We’re always hearing about the year of this and that. This year was going to be the year of search, according to the buzz at last year’s Online Information conference . Maybe it was/is but I guess, for many of you, search has been somewhat central to your lives for many years now.
But what about the filtering and classification side? We all need something to do the heavy lifting for us. Something that pre-sorts the wheat from the chaff without straining our own neurons too much.
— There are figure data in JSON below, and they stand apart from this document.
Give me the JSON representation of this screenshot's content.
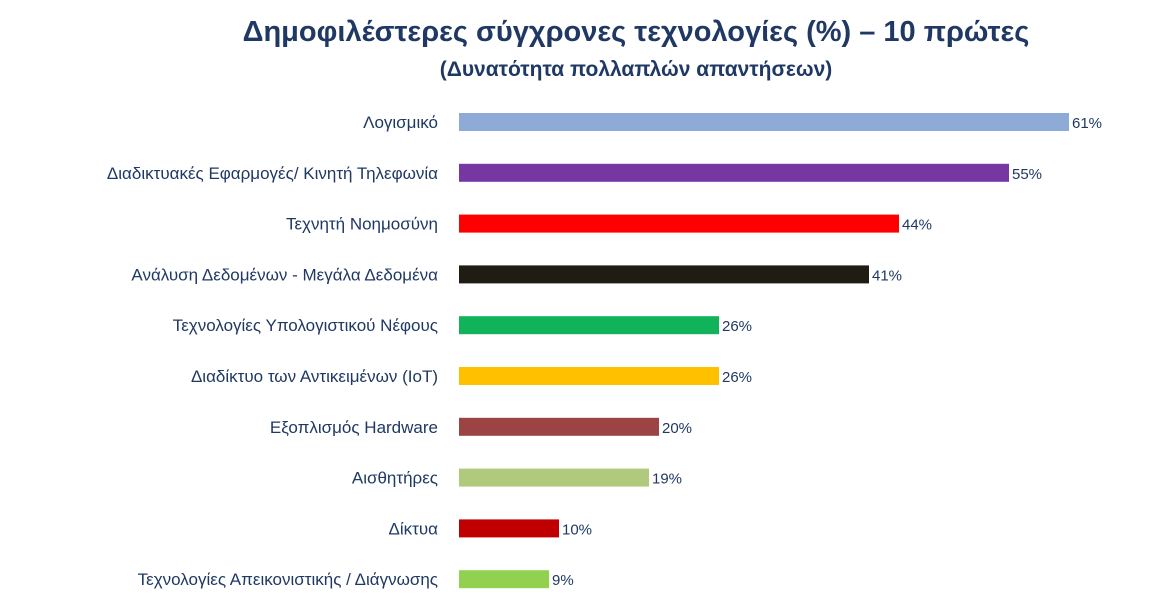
{
  "chart_data": {
    "type": "bar",
    "orientation": "horizontal",
    "title": "Δημοφιλέστερες σύγχρονες τεχνολογίες (%) – 10 πρώτες",
    "subtitle": "(Δυνατότητα πολλαπλών απαντήσεων)",
    "categories": [
      "Λογισμικό",
      "Διαδικτυακές Εφαρμογές/ Κινητή Τηλεφωνία",
      "Τεχνητή Νοημοσύνη",
      "Ανάλυση Δεδομένων - Μεγάλα Δεδομένα",
      "Τεχνολογίες Υπολογιστικού Νέφους",
      "Διαδίκτυο των Αντικειμένων (IoT)",
      "Εξοπλισμός Hardware",
      "Αισθητήρες",
      "Δίκτυα",
      "Τεχνολογίες Απεικονιστικής / Διάγνωσης"
    ],
    "values": [
      61,
      55,
      44,
      41,
      26,
      26,
      20,
      19,
      10,
      9
    ],
    "value_labels": [
      "61%",
      "55%",
      "44%",
      "41%",
      "26%",
      "26%",
      "20%",
      "19%",
      "10%",
      "9%"
    ],
    "colors": [
      "#8eaad6",
      "#7637a2",
      "#ff0000",
      "#1f1c14",
      "#10b35a",
      "#ffc000",
      "#9c4444",
      "#b0c97c",
      "#c00000",
      "#92d050"
    ],
    "xlim": [
      0,
      61
    ],
    "grid": false,
    "legend": "none"
  }
}
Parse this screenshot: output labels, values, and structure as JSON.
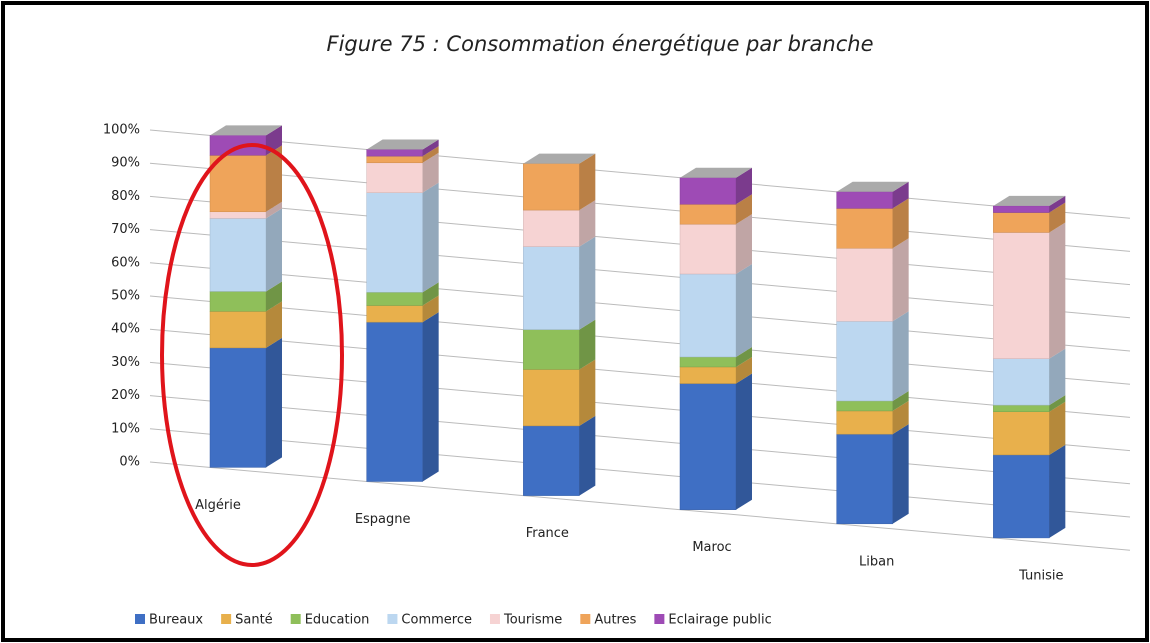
{
  "chart_data": {
    "type": "stacked_bar_3d",
    "title": "Figure 75 : Consommation énergétique par branche",
    "categories": [
      "Algérie",
      "Espagne",
      "France",
      "Maroc",
      "Liban",
      "Tunisie"
    ],
    "series": [
      {
        "name": "Bureaux",
        "color": "#3f6fc4",
        "values": [
          36,
          48,
          21,
          38,
          27,
          25
        ]
      },
      {
        "name": "Santé",
        "color": "#e8b04c",
        "values": [
          11,
          5,
          17,
          5,
          7,
          13
        ]
      },
      {
        "name": "Education",
        "color": "#8fbf5a",
        "values": [
          6,
          4,
          12,
          3,
          3,
          2
        ]
      },
      {
        "name": "Commerce",
        "color": "#bcd7f0",
        "values": [
          22,
          30,
          25,
          25,
          24,
          14
        ]
      },
      {
        "name": "Tourisme",
        "color": "#f6d3d3",
        "values": [
          2,
          9,
          11,
          15,
          22,
          38
        ]
      },
      {
        "name": "Autres",
        "color": "#efa45a",
        "values": [
          17,
          2,
          14,
          6,
          12,
          6
        ]
      },
      {
        "name": "Eclairage public",
        "color": "#9e4bb5",
        "values": [
          6,
          2,
          0,
          8,
          5,
          2
        ]
      }
    ],
    "ylim": [
      0,
      100
    ],
    "yticks": [
      {
        "value": 0,
        "label": "0%"
      },
      {
        "value": 10,
        "label": "10%"
      },
      {
        "value": 20,
        "label": "20%"
      },
      {
        "value": 30,
        "label": "30%"
      },
      {
        "value": 40,
        "label": "40%"
      },
      {
        "value": 50,
        "label": "50%"
      },
      {
        "value": 60,
        "label": "60%"
      },
      {
        "value": 70,
        "label": "70%"
      },
      {
        "value": 80,
        "label": "80%"
      },
      {
        "value": 90,
        "label": "90%"
      },
      {
        "value": 100,
        "label": "100%"
      }
    ],
    "grid": true,
    "legend": "bottom"
  }
}
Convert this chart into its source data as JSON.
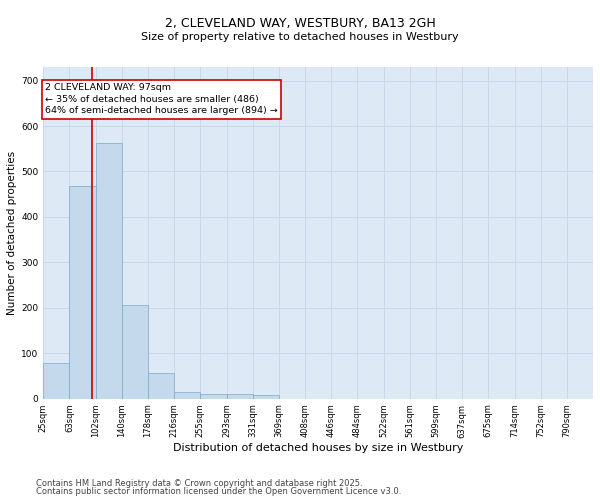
{
  "title_line1": "2, CLEVELAND WAY, WESTBURY, BA13 2GH",
  "title_line2": "Size of property relative to detached houses in Westbury",
  "xlabel": "Distribution of detached houses by size in Westbury",
  "ylabel": "Number of detached properties",
  "categories": [
    "25sqm",
    "63sqm",
    "102sqm",
    "140sqm",
    "178sqm",
    "216sqm",
    "255sqm",
    "293sqm",
    "331sqm",
    "369sqm",
    "408sqm",
    "446sqm",
    "484sqm",
    "522sqm",
    "561sqm",
    "599sqm",
    "637sqm",
    "675sqm",
    "714sqm",
    "752sqm",
    "790sqm"
  ],
  "bar_values": [
    78,
    468,
    563,
    207,
    57,
    15,
    10,
    10,
    8,
    0,
    0,
    0,
    0,
    0,
    0,
    0,
    0,
    0,
    0,
    0
  ],
  "bar_color": "#c5d9ed",
  "bar_edge_color": "#7aaac8",
  "grid_color": "#c8d8e8",
  "background_color": "#dde9f4",
  "annotation_text": "2 CLEVELAND WAY: 97sqm\n← 35% of detached houses are smaller (486)\n64% of semi-detached houses are larger (894) →",
  "annotation_box_color": "#ffffff",
  "annotation_box_edge": "#cc0000",
  "annotation_text_color": "#000000",
  "vline_color": "#cc0000",
  "footer_line1": "Contains HM Land Registry data © Crown copyright and database right 2025.",
  "footer_line2": "Contains public sector information licensed under the Open Government Licence v3.0.",
  "ylim": [
    0,
    730
  ],
  "yticks": [
    0,
    100,
    200,
    300,
    400,
    500,
    600,
    700
  ],
  "title1_fontsize": 9,
  "title2_fontsize": 8,
  "xlabel_fontsize": 8,
  "ylabel_fontsize": 7.5,
  "tick_fontsize": 6,
  "footer_fontsize": 6
}
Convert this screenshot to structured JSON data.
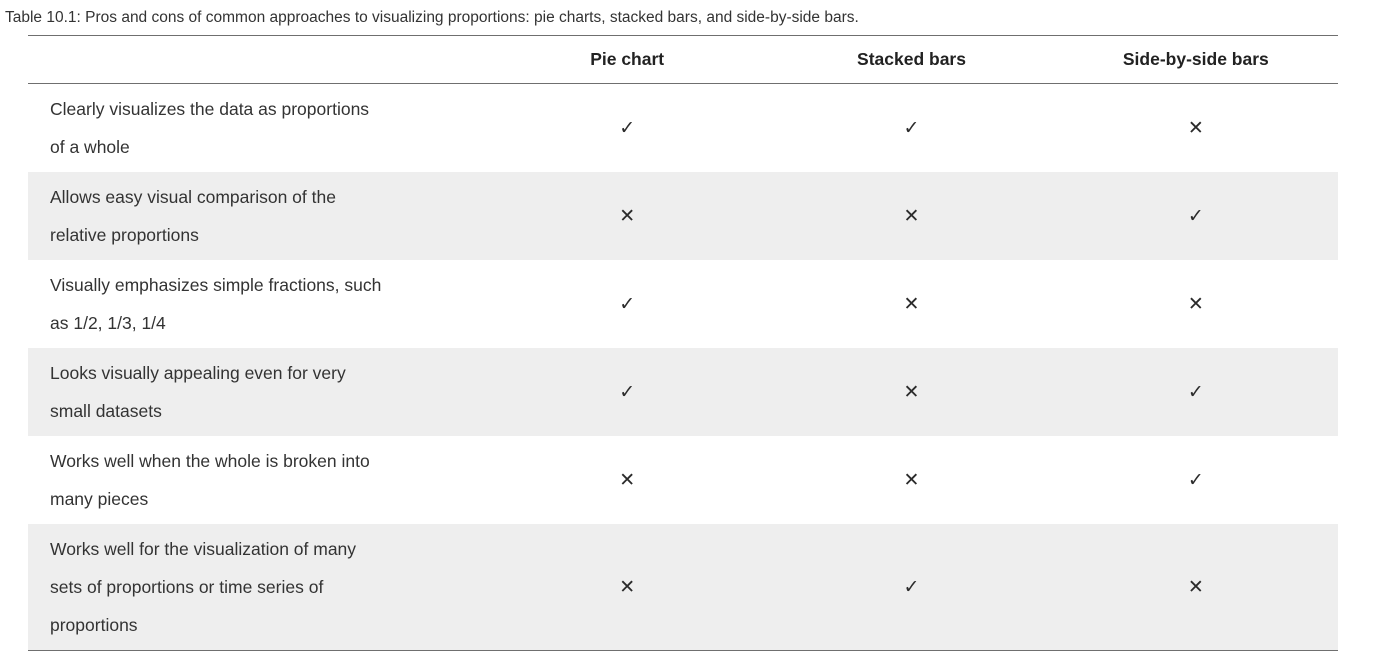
{
  "caption": "Table 10.1: Pros and cons of common approaches to visualizing proportions: pie charts, stacked bars, and side-by-side bars.",
  "table": {
    "columns": [
      "Pie chart",
      "Stacked bars",
      "Side-by-side bars"
    ],
    "mark_glyphs": {
      "check": "✓",
      "cross": "✕"
    },
    "rows": [
      {
        "criterion": "Clearly visualizes the data as proportions of a whole",
        "marks": [
          "✓",
          "✓",
          "✕"
        ]
      },
      {
        "criterion": "Allows easy visual comparison of the relative proportions",
        "marks": [
          "✕",
          "✕",
          "✓"
        ]
      },
      {
        "criterion": "Visually emphasizes simple fractions, such as 1/2, 1/3, 1/4",
        "marks": [
          "✓",
          "✕",
          "✕"
        ]
      },
      {
        "criterion": "Looks visually appealing even for very small datasets",
        "marks": [
          "✓",
          "✕",
          "✓"
        ]
      },
      {
        "criterion": "Works well when the whole is broken into many pieces",
        "marks": [
          "✕",
          "✕",
          "✓"
        ]
      },
      {
        "criterion": "Works well for the visualization of many sets of proportions or time series of proportions",
        "marks": [
          "✕",
          "✓",
          "✕"
        ]
      }
    ]
  },
  "colors": {
    "text": "#333333",
    "header-text": "#222222",
    "border": "#6f6f6f",
    "stripe": "#eeeeee",
    "page-bg": "#ffffff",
    "mark": "#2b2b2b"
  }
}
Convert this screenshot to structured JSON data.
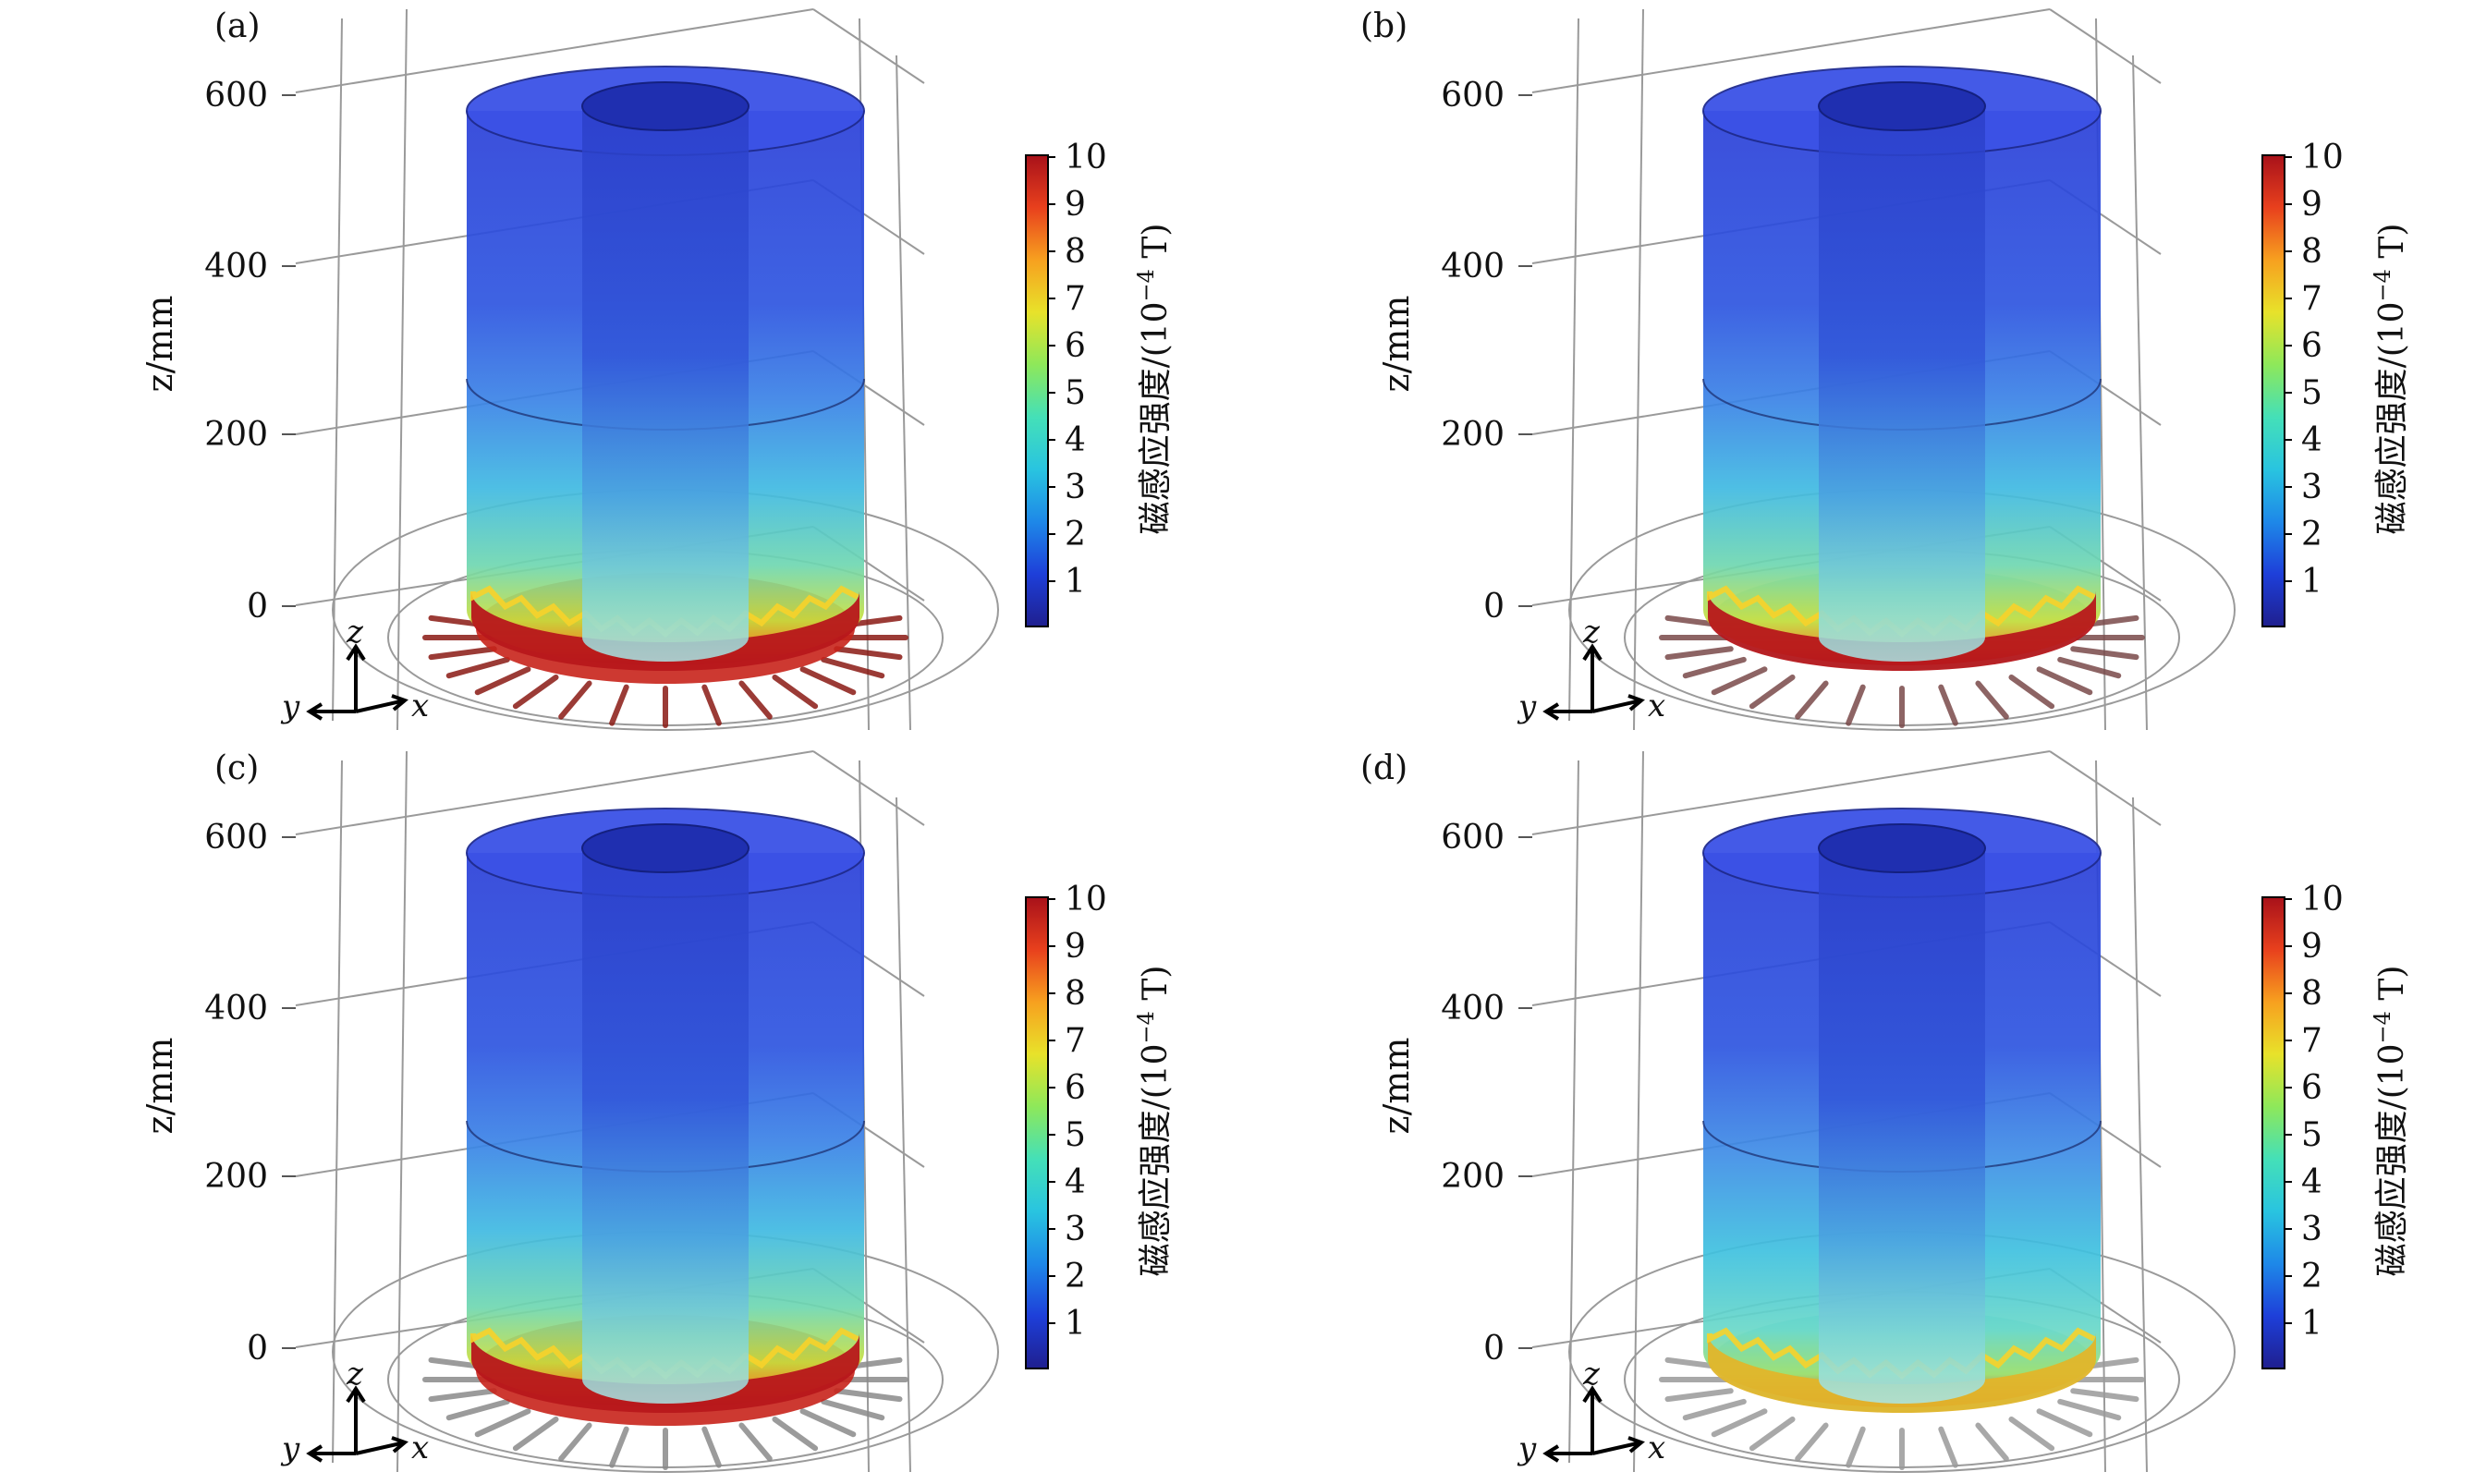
{
  "figure": {
    "colormap_stops": [
      "#1f1f8f",
      "#1e3fd9",
      "#1e88e8",
      "#29c4e0",
      "#44e0b8",
      "#8ee85a",
      "#e8e22a",
      "#f7a01f",
      "#e8401d",
      "#a8111a"
    ],
    "colorbar": {
      "ticks": [
        "10",
        "9",
        "8",
        "7",
        "6",
        "5",
        "4",
        "3",
        "2",
        "1"
      ],
      "label_text": "磁感应强度/(10",
      "label_exp": "−4",
      "label_unit": " T)"
    },
    "z_axis": {
      "ticks": [
        "600",
        "400",
        "200",
        "0"
      ],
      "label": "z/mm"
    },
    "triad": {
      "z": "z",
      "y": "y",
      "x": "x"
    },
    "panels": [
      {
        "label": "(a)",
        "variant": "a",
        "rod_color": "#8a1a14"
      },
      {
        "label": "(b)",
        "variant": "b",
        "rod_color": "#7a4a4a"
      },
      {
        "label": "(c)",
        "variant": "c",
        "rod_color": "#8a8a8a"
      },
      {
        "label": "(d)",
        "variant": "d",
        "rod_color": "#9a9a9a"
      }
    ]
  }
}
The good news is that next year is going to be the year of ‘sentiment analysis’, a bolt-on for search that determines the prevailing mood of document authors. Saul Haydon Rowe of British company Corpora believes that sentiment analysis software is “finally commercially mature” and that someone, not necessarily his own company, will announce a major win later this year.
Once sentiment analysis goes mainstream, we’ll wonder how we managed without it. Machine searches which can grade material according to the author’s overriding sentiment will greatly help us place an appropriate value on the story and track mood trends in general.
The applications are endless, but media analysis in order to track corporate reputation and market moods has real commercial value. It could also be used inside companies to analyse all manner of traditional digital content, as well as forums, blogs and emails. How about a pharmaceutical company that needs to find negative research feedback from a drug trial? Thousands of reports could be sifted in minutes.
I’ve been experimenting, in a small way, with Corpora’s News! to follow the network neutrality debate in America. Most of the discussion has been positive, even though the individual articles take different sides in the debate. Corpora’s software provides graphs of sentiment trends and bar charts from which you can drill down to the articles themselves.
In order to arrive at sensible conclusions, sentiment analysis software has
to understand context. For example, “fighting” and “disease” is negative in a
war context but positive in a medical one. This discrimination is something that
humans are very good at compared with computer software. Now the gap
has closed. In Corpora’s case, it reckons that its software hits 75% accuracy
compared with the 82% chance of two or more human analysts agreeing with each
other.
On average, humans process six articles per hour against the machine’s
throughput of 10 per second. I make that 6,000 times faster with a relative
accuracy of 91.4%. The software gives a confidence rating for its predictions
that can either be used as a filter or as a warning to involve humans in
the loop.
The way Corpora works is to throw out anything that doesn’t relate to sentiment before going into the assessment and machine-learning stage. Apart from obvious positive and negative words, it looks out for clues in sentence structure and the creative use of quotation and exclamation marks.
There are also some players on open source platforms like www.jane16.com for example, building text analysis tool.
In this world of total information overload, we need all the help we can get. Sentiment analysis promises to help us tackle the problem of filtering information by the quality of its source.